SECRET_KEY = "your-secure-secret"
ALGORITHM = "HS256"

class TokenData(BaseModel):
    sub: str | None = None
    scopes: list[str] = []

def decode_token(token: str) -> TokenData:
    try:
        payload = pyjwt.decode(token, SECRET_KEY, algorithms=[ALGORITHM])
        sub = payload.get("sub")
        if sub is None:
            raise HTTPException(
                status_code=status.HTTP_401_UNAUTHORIZED,
                detail="Invalid authentication credentials",
                headers={"WWW-Authenticate": "Bearer"},
            )
        scopes = payload.get("scopes", [])
        if not isinstance(scopes, list):
            raise HTTPException(
                status_code=status.HTTP_401_UNAUTHORIZED,
                detail="Invalid token claims",
                headers={"WWW-Authenticate": "Bearer"},
            )
        return TokenData(sub=sub, scopes=scopes)
    except pyjwt.InvalidTokenError:
        raise HTTPException(
            status_code=status.HTTP_401_UNAUTHORIZED,
            detail="Invalid authentication credentials",
            headers={"WWW-Authenticate": "Bearer"},
        )

@app.get("/profile/")
def get_profile(token_data: TokenData = Depends(lambda: decode_token("eyJ0eXAiOiJKV1QiLCJhbGciOiJIUzI1NiJ9.eyJzdWIiOiIxMjM0NTY3ODkwIiwic2NvcGVzIjpbInJlYWQiXSwiZXhwIjoxNzE2MjM5MDIyfQ.SflKxwRJSMeKKF2QT4fwpMeJf36POk6yJV_adQssw5c")):
    return {"user": token_data.sub, "scopes": token_data.scopes}

Key remediation practices:

  • Never manually base64url-decode and index into raw bytes or strings.
  • Always specify and validate the expected algorithm to prevent algorithm confusion attacks (e.g., "none" or "HS256" vs "RS256").
  • Validate the aud and iss claims to ensure the token is intended for your service.
  • Use structured models (e.g., Pydantic) to deserialize claims, which enforces type checks and avoids unsafe slicing or iteration.
  • Ensure errors during token processing do not leak stack traces or memory contents; return uniform 401 responses.

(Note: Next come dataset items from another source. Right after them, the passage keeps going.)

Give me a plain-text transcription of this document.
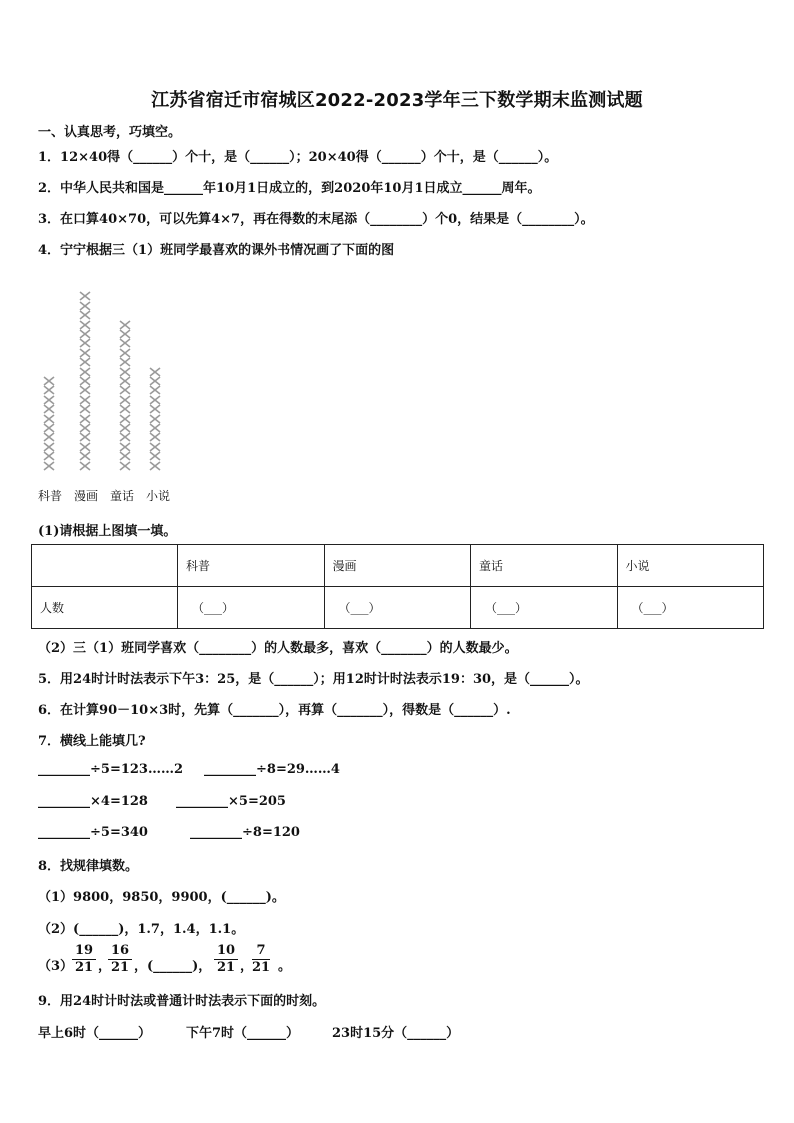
江苏省宿迁市宿城区2022-2023学年三下数学期末监测试题
一、认真思考，巧填空。
1．12×40得（______）个十，是（______）；20×40得（______）个十，是（______）。
2．中华人民共和国是______年10月1日成立的，到2020年10月1日成立______周年。
3．在口算40×70，可以先算4×7，再在得数的末尾添（________）个0，结果是（________）。
4．宁宁根据三（1）班同学最喜欢的课外书情况画了下面的图
科普 漫画 童话 小说
(1)请根据上图填一填。
	科普	漫画	童话	小说
人数	（___）	（___）	（___）	（___）
（2）三（1）班同学喜欢（________）的人数最多，喜欢（_______）的人数最少。
5．用24时计时法表示下午3：25，是（______）；用12时计时法表示19：30，是（______）。
6．在计算90－10×3时，先算（_______），再算（_______），得数是（______）.
7．横线上能填几?
________÷5=123……2 ________÷8=29……4
________×4=128 ________×5=205
________÷5=340	________÷8=120
8．找规律填数。
（1）9800，9850，9900，(______)。
（2）(______)，1.7，1.4，1.1。
（3）
$\frac{19}{21}$ ，
$\frac{16}{21}$ ，(______)， $\frac{10}{21}$ ，
$\frac{7}{21}$ 。
9．用24时计时法或普通计时法表示下面的时刻。
早上6时（______）	下午7时（______）	23时15分（______）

These approaches reduce the risk of out-of-bounds reads by relying on vetted libraries that handle buffers safely and by enforcing strict input validation on all token-derived data.

Frequently Asked Questions

How does middleBrick detect out-of-bounds read risks in JWT handling?
middleBrick sends malformed and boundary-condition JWTs to the API, monitors responses for information leakage or crashes, and analyzes whether error messages or behavior reveal unsafe memory access during token parsing.
Can using a JWT library fully prevent out-of-bounds read issues?
Using a maintained library greatly reduces risk, but custom code around token usage—such as unsafe slicing of raw token bytes or strings—can still introduce out-of-bounds reads. Consistent input validation and avoiding manual byte manipulation are essential.